In this densely contextualized biography, K. Steven Vincent describes how Halevy, best remembered as the historian of British Utilitarianism and nineteenth-century English history, was also a persistent, acute, and increasingly anxious observer of society in a period defined by industrialization and imperialism and by what Halevy famously called the "era of tyrannies."Vincent distinguishes three broad phases in the development of Halevy's thought.

In the first, Halevy brought his version of neo-Kantianism to debates with sociologists and philosophers and to his study of English Utilitarianism.

He forged ties with Xavier Leon, Leon Brunschvicg, and Alain (Emile-Auguste Chartier), life-long intellectual interlocutors.

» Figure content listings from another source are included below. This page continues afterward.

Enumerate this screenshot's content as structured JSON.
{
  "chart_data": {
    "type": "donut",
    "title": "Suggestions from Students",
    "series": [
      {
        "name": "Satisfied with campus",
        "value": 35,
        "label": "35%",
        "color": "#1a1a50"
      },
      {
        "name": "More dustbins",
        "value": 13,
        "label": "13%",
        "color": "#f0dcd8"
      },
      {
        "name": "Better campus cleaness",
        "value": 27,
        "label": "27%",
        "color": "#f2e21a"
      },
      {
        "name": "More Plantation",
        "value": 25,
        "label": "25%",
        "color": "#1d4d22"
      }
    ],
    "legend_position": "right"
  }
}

Together they founded the Revue de metaphysique et de morale, a continuing venue for Halevy's reflections.

The Dreyfus Affair, Vincent argues, caused Halevy to shift his focus from philosophy to history and from metaphysics to politics.

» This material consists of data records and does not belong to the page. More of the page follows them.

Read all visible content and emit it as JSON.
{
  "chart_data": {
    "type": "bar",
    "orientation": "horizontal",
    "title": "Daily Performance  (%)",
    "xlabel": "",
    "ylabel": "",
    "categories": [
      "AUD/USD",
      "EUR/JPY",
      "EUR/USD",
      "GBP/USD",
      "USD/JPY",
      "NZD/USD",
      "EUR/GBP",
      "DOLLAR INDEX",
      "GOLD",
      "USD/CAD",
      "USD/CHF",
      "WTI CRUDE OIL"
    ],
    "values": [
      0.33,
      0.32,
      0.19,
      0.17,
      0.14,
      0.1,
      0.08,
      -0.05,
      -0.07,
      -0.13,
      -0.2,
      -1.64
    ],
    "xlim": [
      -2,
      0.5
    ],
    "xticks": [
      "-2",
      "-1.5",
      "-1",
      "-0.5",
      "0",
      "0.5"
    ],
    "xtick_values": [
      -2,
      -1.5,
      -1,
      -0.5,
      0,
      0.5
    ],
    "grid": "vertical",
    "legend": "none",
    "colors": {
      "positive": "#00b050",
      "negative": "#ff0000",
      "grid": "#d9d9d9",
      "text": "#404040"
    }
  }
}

He became a philosopher-historian, less interested in abstract neo-Kantianism and more in real-world action, less given to rarified debates over truth and more to investigation of how theories and their applications were situated within broader political, economic, and cultural movements.

World War I and its destabilizing effects provoked the third phase, Vincent explains.

As he watched reason recede before rabid nationalism and a pox of political enthusiasms, Halevy sounded the alarm about liberal democracy's vulnerabilities. Vincent situates Halevy on the unsteady and narrowing middle ground between state socialism and fascism, showing how he defended liberalism while, at the same time, appreciating socialists' analyses of capitalism's negative impact and their calls for reform and greater economic equality.

Through his analysis of Halevy's life and works, Vincent illuminates the complexity of the Third Republic's philosophical, historical, and political thought and concludes with an incisive summary of the distinctive nature of French liberalism.